The boom of Big Data and Artificial Intelligence might lead us to think that data analytics lie in the hands of algorithms. Yet, algorithms alone are not enough to achieve an efficient analysis of energy data in industries. Human intelligence and critical sense are still indispensable. In order for analyses to result in improved energy efficiency in factories, it is crucial in particular to keep control over data aggregation and processing, in connection with the operational reality and the objectives sought. But also to do so methodically! A method that we share below step by step.
Energy data analytics always start with a phase of dialogue and discussions with the operational staff in the factory – a crucial step to determine the client’s challenges, expectations, constraints and possibilities of daily actions.
Detecting operational management strategies
“Our critical sense also helps us challenge the practices of the factory, even if they seem to be efficient on the ground”, suggests Antoine Roland, Energy Efficiency Engineer. Take the example of a client: the purpose of the project was to optimise refrigeration efficiency. Yet the graphical analysis of the machines power commitment had shown two different types of operation for the same cold production: either two refrigeration units each delivering 3 megawatts, or three units each generating 2 megawatts. “There is always a method that is more cost-effective than the other”, says Antoine Roland. “Based on our experience, we can say that generally the efficiency of refrigeration machines is better when they run at high rate, as they use less power.” A new graphical analysis will be used to verify this assumption and define the best operating strategy.
Studying physical systems, understanding operational objectives and context prior to data analysis
Let us continue with the definition of an algorithm: it is a sequence of operations used to resolve a problem and achieve a result. If the problem is poorly stated… then the result will be wrong! Our critical sense should therefore enable us to define clearly the context of the analysis beforehand, while following a logic based on four key steps.
1. Choice of the performance indicator – The most suitable indicator for the project is not necessarily the one you might think of spontaneously. “In the context of the project as stated above, we had logically opted to monitor the coefficient of cooling performance (COP)”, explains Antoine Roland. “In view of the initial results, we could have suggested that our client shut down the refrigeration units with the lowest COPs. But it would have been without taking into account that this equipment, responsible for the poor refrigerating efficiency, was also producing mixed water at 45°C via a heat recovery system”. Under the circumstances, the COP was no longer meaningful as a performance indicator. The results were found to be more relevant after selecting a perimeter to optimise including iced water and mixed warm water, and with an economic indicator (in euro/hour) taking into account the cumulative performance for both iced water and mixed warm water production.
2. Choice of the analysis period – The analysis period must be chosen at a time when the plant is running in steady state and, most of all, operates in realistic conditions based on existing equipment.
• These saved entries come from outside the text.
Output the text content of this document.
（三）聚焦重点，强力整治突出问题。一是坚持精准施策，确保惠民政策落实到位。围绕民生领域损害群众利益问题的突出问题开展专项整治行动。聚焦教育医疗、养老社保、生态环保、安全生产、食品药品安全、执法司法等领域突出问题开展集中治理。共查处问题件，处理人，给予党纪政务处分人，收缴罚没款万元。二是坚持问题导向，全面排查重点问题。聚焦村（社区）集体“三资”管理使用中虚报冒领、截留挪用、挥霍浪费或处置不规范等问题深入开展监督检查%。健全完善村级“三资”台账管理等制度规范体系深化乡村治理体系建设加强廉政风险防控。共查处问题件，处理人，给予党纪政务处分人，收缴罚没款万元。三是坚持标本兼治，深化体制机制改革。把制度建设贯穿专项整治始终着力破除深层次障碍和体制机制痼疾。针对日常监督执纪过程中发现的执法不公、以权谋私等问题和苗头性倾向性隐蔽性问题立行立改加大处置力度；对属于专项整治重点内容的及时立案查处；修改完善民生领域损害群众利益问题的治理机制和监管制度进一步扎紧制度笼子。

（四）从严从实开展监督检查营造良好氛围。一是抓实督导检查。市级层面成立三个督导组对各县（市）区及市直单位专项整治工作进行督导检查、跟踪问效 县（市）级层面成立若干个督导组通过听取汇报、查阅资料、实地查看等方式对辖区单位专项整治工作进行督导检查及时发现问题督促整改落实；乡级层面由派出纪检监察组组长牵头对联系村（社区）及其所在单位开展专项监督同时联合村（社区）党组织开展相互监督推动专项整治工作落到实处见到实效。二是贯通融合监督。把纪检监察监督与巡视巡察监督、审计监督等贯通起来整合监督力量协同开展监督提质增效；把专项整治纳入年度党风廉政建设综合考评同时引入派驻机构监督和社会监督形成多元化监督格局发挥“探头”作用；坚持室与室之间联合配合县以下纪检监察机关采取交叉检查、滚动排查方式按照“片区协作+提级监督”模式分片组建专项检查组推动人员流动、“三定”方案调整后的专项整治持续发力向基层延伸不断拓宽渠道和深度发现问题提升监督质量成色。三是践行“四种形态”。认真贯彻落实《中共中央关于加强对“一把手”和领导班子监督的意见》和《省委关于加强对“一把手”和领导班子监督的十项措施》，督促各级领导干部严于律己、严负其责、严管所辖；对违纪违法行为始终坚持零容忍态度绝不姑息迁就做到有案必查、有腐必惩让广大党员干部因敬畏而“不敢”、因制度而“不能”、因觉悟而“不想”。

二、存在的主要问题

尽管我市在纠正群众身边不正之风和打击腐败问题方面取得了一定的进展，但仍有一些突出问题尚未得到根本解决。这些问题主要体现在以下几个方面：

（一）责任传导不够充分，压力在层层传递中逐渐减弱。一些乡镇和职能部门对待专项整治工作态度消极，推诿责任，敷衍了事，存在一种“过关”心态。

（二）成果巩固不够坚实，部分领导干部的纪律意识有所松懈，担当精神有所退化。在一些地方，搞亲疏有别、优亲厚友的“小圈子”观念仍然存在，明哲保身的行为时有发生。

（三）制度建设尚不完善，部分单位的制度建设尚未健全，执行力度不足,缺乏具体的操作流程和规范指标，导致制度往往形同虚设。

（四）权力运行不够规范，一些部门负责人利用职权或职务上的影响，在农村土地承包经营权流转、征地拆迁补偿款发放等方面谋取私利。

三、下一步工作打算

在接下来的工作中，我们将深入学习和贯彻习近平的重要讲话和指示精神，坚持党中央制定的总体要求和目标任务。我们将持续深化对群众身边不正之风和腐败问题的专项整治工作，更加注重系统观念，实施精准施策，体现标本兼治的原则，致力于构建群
For instance, an excessively old time period should not be chosen: “Returning to the previous case, even though the 2014-2015 period might have looked interesting, it was however not suitable for the study since the site had changed significantly within 3 years. New refrigeration units have been installed and the equipment regulation system has been replaced”, explains Antoine Roland.
3. Choice of contextual filters – The context of the analysis should be defined based on steady-state operating scenarios, on refrigerating power ranges (3 to 4 megawatts, then 4 to 5 MW, etc.), on outdoor temperatures (0°C to 10°C, 10°C to 20°C, 20°C to 30°C), or the use of standby equipment by the client, such as heat pumps…
4. Choice of variables – Any data that are meaningless for the study should also be eliminated. “Let me explain”, says Antoine Roland; “Take an incinerator: in order to optimise the waste combustion performance, it is useless to track fume treatment parameters, or parameters on the power generated from recovered heat. The results must therefore be screened and the analysis should focus on the combustion area. It is a question of common sense.”
Using critical sense when looking at the influential variables recommended by the algorithm
After selecting the performance indicator, the study period, the filters and the most relevant variables, “you are going to run the algorithm”, says Antoine Roland. “But there again, you need to use critical sense to decide on the operational relevance of the influential variables recommended by the algorithm, since that algorithm has never visited the field!”. You have to learn to sort out the uncontrollable variables that generate different operating scenarios (weather conditions, power demand, etc.), the consequential variables over which there is no direct action (e.g. furnace temperature depending on regulated air inputs), from the regulation variables. The latter are the variables of true interest since they are modifiable. Then you need to ensure that the regulation variable is really reliable, that it is not an artefact and/or that it does not result from a loss of data, an error or a malfunction.
“By following these steps, we can be assured of the quality of the analysis and avoid any interpreting mistake. And that is precisely where human intelligence makes a big difference!”, concludes Antoine Roland.